Janet Sondheim

sondheims_smBaltimore Sun
September 10, 1992

Janet Sondheim, 80
teacher, dance pioneer

Janet Sondheim, who danced with the pioneering Denishawn modern dance troupe before turning to teaching, died of liver cancer yesterday at her home in Canton. She was 80.

The family plans no services, according to her husband of 58 years, Walter Sondheim Jr., senior adviser to the Greater Baltimore Committee.

Mrs. Sondheim was born in San Francisco on Dec. 17, 1911, daughter of Solomon Blum, a professor of economics at the University of California, and Minna Blum, an artist. Reared in Berkeley, she moved with her family to New York after her father’s death and graduated from Mamaroneck (N.Y.) High School.

Instead of attending college, she chose to study modern dance. Mrs. Sondheim took classes with Hanya Holm and at the Martha Graham School in New York and also studied in Vienna, Austria; and Berlin.

In the 1930s, she joined the Denishawn Dancers, the legendary troupe founded by Ruth St. Denis and Ted Shawn. Later, she taught modern dance for a short time.

Following her marriage to Mr. Sondheim in 1934 and after her children began school, she turned to teaching. “I’ve never seen anybody with such an affinity for children,” her husband said.

During World War II, she taught in a nursery school set in the Carroll Mansion that was organized for children of defense workers.

For about 15 years, she taught at the Children’s Guild, a program for the treatment and education of severely emotionally disturbed children.

In the 1960s, she organized a play program in the pediatric department of Sinai Hospital. After her retirement from the Children’s Guild, Mrs. Sondheim was a volunteer tutor at Highlandtown Elementary School.

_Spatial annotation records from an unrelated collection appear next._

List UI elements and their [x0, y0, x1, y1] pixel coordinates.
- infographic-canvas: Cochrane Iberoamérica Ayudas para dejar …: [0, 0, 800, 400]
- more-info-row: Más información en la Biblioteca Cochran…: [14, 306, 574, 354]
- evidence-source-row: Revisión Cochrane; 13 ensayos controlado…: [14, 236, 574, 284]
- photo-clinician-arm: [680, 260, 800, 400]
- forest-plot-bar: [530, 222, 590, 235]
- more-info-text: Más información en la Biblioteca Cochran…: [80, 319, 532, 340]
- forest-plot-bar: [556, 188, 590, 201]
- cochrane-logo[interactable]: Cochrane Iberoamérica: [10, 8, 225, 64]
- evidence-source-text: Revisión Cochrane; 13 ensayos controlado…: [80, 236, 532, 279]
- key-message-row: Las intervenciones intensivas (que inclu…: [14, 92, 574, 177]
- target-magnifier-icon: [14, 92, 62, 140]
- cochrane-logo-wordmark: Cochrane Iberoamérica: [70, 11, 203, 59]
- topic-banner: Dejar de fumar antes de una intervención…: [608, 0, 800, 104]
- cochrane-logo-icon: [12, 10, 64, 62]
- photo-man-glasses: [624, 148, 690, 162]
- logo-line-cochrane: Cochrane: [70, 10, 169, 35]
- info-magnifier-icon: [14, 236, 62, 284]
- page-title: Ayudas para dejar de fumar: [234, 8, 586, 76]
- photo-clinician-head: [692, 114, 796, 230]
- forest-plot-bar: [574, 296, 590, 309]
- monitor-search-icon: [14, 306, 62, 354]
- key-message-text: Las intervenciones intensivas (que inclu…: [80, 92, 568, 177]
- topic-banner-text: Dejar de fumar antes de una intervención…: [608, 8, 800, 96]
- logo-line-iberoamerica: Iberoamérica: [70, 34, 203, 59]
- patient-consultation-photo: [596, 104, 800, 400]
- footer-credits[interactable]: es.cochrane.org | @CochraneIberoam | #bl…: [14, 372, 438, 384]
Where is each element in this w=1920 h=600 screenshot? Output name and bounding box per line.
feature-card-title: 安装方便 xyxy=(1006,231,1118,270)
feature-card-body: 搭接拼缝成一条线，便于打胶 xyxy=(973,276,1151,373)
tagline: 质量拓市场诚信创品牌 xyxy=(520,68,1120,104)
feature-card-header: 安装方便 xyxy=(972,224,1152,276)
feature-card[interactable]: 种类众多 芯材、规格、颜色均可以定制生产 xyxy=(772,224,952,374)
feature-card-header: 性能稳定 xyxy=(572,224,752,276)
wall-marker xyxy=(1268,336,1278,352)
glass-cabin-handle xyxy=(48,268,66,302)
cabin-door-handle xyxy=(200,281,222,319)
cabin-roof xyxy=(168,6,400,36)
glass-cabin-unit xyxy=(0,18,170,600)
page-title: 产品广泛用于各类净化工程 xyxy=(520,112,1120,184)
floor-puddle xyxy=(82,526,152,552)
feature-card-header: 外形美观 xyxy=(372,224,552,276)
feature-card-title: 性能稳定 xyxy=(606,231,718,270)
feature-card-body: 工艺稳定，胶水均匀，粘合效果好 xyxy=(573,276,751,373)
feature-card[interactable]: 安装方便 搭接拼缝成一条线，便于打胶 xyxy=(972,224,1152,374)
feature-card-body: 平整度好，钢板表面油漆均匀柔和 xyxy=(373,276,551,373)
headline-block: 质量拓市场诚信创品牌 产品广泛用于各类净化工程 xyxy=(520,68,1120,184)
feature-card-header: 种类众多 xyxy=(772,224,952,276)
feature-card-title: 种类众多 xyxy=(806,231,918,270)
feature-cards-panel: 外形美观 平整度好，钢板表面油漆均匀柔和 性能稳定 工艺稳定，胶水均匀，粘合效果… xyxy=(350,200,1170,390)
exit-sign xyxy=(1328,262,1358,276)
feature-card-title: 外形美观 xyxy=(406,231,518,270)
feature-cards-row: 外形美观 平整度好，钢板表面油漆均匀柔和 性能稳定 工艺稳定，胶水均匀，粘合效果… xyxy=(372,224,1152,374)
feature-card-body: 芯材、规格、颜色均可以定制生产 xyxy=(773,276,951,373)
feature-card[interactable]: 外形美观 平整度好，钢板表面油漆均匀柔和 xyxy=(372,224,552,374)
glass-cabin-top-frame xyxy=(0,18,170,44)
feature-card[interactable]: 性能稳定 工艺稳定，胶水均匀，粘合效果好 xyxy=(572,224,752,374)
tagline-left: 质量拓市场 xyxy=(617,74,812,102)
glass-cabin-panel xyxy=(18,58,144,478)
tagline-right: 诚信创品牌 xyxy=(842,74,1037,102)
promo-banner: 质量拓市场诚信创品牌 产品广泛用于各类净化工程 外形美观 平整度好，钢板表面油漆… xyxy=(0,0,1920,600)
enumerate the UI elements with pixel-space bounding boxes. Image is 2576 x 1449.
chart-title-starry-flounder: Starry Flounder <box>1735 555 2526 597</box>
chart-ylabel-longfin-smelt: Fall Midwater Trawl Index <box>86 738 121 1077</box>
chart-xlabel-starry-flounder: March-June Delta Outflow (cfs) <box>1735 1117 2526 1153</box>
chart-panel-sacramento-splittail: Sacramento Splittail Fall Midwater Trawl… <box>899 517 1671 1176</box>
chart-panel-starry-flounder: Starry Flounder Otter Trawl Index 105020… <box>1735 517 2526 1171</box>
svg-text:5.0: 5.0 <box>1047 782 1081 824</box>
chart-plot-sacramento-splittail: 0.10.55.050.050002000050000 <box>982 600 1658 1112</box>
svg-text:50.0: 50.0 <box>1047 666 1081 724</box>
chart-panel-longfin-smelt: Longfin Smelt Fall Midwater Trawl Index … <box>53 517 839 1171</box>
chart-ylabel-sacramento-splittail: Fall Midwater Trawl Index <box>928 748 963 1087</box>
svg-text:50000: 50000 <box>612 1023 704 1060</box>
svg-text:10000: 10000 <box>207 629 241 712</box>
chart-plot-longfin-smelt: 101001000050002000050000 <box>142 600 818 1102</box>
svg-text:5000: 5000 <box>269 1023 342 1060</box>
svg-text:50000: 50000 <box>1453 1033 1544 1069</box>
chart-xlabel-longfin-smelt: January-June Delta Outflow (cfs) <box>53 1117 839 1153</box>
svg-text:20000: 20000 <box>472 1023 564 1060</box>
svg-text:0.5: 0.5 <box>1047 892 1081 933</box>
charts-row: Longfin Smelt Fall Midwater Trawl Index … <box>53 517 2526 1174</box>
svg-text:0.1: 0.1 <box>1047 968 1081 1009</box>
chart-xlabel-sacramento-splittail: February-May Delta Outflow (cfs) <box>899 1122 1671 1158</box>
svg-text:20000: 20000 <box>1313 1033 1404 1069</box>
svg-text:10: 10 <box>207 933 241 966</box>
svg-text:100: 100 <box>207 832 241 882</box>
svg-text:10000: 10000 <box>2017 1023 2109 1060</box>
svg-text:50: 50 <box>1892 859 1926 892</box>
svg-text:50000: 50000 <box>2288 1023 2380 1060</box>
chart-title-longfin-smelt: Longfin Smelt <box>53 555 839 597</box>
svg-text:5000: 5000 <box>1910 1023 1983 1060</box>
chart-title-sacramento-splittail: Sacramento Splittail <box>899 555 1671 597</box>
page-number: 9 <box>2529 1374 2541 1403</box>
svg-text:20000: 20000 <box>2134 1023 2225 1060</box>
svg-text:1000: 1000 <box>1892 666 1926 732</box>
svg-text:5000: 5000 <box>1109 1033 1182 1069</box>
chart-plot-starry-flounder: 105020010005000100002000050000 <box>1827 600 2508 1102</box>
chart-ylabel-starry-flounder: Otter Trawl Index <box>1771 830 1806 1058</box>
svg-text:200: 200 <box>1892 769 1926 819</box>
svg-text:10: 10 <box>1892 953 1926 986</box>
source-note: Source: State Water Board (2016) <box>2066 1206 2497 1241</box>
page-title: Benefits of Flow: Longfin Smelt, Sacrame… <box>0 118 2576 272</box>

Edgar Jones, a longtime neighbor, recalled that community youngsters regularly congregated at the Sondheim home. “The children were always over there,” Mr. Jones said. “She was one of the most generous neighbors you can imagine. She was a great hostess. She had her own opinions. At the same time, she was one of the shyest people I ever met.”

Besides her husband, Mrs. Sondheim is survived by a daughter, Ellen Dankert of Reston, Va.; a son, John W. Sondheim of Baltimore; a brother, Richard E. Neustadt, professor emeritus at Harvard University of Cambridge, Mass., and London; two granddaughters; and nieces and nephews.